Louisiana is known for many things, but the food usually makes the top of the list. Louisiana Travel has a list of Louisiana’s most famous food and where to find them. We are sharing some of those with you!


What are they:

A Po’boy is a sandwich Louisiana has made their own. It’s definitely at the top of the Louisiana’s famous food list.  Usually always made up with meat like, fried seafood, roast beef, or even just regular deli meat. But the thing that makes Po’boys extra special is the bread they are served on. Traditional French Bread, which often has a fluffy center and a crispy crust.

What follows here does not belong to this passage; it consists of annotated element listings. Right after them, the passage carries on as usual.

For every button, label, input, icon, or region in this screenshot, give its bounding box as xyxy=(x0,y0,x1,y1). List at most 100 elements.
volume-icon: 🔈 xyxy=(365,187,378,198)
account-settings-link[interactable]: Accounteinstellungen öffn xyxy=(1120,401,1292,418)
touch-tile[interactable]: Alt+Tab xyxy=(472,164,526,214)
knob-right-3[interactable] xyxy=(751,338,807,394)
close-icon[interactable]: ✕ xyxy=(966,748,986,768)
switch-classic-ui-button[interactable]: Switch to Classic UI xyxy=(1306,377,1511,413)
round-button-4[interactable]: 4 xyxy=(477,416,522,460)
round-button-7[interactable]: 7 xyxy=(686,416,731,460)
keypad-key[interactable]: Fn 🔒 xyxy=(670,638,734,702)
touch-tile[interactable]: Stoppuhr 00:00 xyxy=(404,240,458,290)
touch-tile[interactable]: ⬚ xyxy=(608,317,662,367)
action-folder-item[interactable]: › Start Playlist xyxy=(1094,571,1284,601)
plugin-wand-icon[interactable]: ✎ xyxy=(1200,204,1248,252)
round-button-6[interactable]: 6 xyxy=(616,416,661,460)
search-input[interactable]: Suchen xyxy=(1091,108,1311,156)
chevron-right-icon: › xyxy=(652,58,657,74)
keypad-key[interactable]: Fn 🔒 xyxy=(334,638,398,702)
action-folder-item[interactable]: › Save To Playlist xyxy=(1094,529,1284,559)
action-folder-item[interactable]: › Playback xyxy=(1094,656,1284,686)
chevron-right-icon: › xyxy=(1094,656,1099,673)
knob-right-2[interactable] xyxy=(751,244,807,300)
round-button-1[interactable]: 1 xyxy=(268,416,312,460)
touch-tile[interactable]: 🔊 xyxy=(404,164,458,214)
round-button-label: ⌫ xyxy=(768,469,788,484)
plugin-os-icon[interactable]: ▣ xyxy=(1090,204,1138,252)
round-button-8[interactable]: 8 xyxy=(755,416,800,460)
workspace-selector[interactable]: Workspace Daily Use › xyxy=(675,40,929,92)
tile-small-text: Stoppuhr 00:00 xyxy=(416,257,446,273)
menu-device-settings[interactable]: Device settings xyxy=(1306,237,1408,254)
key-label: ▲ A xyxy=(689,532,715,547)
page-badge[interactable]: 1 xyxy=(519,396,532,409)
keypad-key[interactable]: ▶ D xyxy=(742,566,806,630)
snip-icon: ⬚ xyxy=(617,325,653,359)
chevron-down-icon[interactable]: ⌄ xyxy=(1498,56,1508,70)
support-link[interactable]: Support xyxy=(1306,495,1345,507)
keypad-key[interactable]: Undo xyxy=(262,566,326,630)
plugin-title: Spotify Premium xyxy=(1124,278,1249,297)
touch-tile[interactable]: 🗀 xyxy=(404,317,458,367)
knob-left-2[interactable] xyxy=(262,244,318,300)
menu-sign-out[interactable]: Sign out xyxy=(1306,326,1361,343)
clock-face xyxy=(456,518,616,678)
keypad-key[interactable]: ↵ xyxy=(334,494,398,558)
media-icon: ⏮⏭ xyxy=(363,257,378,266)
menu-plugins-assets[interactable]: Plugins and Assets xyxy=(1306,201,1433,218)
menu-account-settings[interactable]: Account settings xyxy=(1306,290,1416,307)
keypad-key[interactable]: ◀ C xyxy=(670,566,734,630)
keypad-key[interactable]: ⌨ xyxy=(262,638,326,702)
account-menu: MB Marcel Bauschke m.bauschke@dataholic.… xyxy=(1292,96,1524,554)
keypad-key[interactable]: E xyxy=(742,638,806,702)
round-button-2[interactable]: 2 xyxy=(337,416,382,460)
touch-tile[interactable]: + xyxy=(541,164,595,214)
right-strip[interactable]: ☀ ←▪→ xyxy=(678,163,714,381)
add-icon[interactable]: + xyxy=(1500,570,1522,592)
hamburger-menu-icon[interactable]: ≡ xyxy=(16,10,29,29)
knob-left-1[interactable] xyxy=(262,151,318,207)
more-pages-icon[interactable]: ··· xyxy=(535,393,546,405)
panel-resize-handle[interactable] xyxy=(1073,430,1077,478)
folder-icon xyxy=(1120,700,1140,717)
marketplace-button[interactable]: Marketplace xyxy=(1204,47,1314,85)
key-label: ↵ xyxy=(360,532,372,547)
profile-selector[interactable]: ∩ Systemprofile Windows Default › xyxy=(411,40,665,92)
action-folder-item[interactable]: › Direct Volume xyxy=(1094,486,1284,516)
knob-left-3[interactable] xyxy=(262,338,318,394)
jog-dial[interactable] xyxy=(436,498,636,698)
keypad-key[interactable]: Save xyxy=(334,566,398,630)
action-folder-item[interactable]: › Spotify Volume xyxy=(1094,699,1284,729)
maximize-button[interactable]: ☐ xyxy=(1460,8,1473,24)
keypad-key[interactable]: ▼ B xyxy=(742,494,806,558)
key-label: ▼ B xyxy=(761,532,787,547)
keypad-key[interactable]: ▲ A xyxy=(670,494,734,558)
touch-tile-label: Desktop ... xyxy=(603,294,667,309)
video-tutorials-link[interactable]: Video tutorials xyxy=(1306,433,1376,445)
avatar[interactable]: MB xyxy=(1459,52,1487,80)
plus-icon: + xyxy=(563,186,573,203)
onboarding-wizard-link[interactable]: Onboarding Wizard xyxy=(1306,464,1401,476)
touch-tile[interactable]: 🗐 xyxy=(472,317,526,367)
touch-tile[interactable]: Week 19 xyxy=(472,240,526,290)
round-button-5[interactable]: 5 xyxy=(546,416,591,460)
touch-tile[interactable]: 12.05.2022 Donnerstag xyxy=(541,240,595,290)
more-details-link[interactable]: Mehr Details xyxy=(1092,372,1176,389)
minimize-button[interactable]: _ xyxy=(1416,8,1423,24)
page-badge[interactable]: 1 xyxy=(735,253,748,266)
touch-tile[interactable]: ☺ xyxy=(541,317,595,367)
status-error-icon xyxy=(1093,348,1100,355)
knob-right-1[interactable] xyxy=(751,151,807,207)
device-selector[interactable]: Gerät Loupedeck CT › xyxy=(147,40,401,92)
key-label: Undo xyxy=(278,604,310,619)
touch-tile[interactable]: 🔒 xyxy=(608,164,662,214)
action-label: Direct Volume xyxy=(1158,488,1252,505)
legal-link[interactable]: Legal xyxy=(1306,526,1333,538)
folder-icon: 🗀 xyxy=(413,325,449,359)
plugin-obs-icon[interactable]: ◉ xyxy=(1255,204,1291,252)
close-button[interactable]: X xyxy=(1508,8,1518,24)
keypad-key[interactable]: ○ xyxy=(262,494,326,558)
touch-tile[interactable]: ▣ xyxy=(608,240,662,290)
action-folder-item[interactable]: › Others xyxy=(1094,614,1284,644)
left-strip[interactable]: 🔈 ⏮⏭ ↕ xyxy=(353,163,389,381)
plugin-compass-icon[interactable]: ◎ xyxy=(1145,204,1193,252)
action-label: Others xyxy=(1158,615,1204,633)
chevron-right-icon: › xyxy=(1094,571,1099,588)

If you enjoy mayonnaise, pickles, tomatoes, and lettuce then ask for your Po’boy to be “dressed”.

Where to find them:

New Orleans holds theOak Street Po-Boy Festival, which goes on in November. A New Orleans restaurant, Mother’s Restaurant serves one of the best roast beef po’boys. Maybe New Orleans is too far, check out Chris’ Po’boys that is located in Lafayette, Louisiana. They are known to be the best in Cajun Country!

King Cake

What are they:

Round braided dough filled with cinnamon that is covered in icing. Colored sugar covers the top of the King Cake and there is even a little plastic baby that is stuffed inside. There are three colors that are presented on the top. Purple represents justice, green represents faith, and gold represents power. These cakes can also be filled! If you get the piece with the baby, that means you have to buy the next King Cake!

Where to find them:

Metairie is known to have the best at Manny Randazzo’s King Cakes. However, this amazing desert can be found anywhere from Shreveport to the cities that line the Gulf Coast. They can also be found in these pretty amazing places:

Haydel’s Bakery in New Orleans

Atwood’s Bakery in Alexandria

Daily Harvest Bakery & Deli in Monroe


What are they:

A smoked sausage casing is filled with pork, rice and spices. It can be served in balls or links. Usually boudin balls are deep fried and served with dipping sauce. The links can also be grilled and served like that. It can be an easy snack or even a whole meal!

Where to find them:

Scott, Louisiana is the Boudin Capital of the World is one of the best places to find boudin. Or not that far down the road, Earl’s Cajun Market is known for their plate lunches and their amazing boudin. They are located in Lafayette, Louisiana. Check out these places for even more boudin options:

Billy’s Boudin and Cracklins

Don’s Specialty Meats


What is it:

The base of gumbo is known as a roux, which is made up of butter/oil mixed with flour. Gumbo is one of the most versatile Louisiana recipes. Everyone cooks it differently. However, there is always a protein and plenty of seasoning. The Creole style gumbo usually incorporates tomatoes while the Cajun style sticks to the “regular” roux. Gumbo is actually the official Louisiana dish.

Where to find it:

Almost every where in Louisiana offers gumbo. If you want to experience the full southern Louisiana experience, try trying some different bowls of gumbo from New Orleans. The Gumbo Shop and Restaurant R’evolution are both located in New Orleans. Want something a little more north? Check out Monroe, Louisiana and visit Warehouse No. 1 for a seafood gumbo.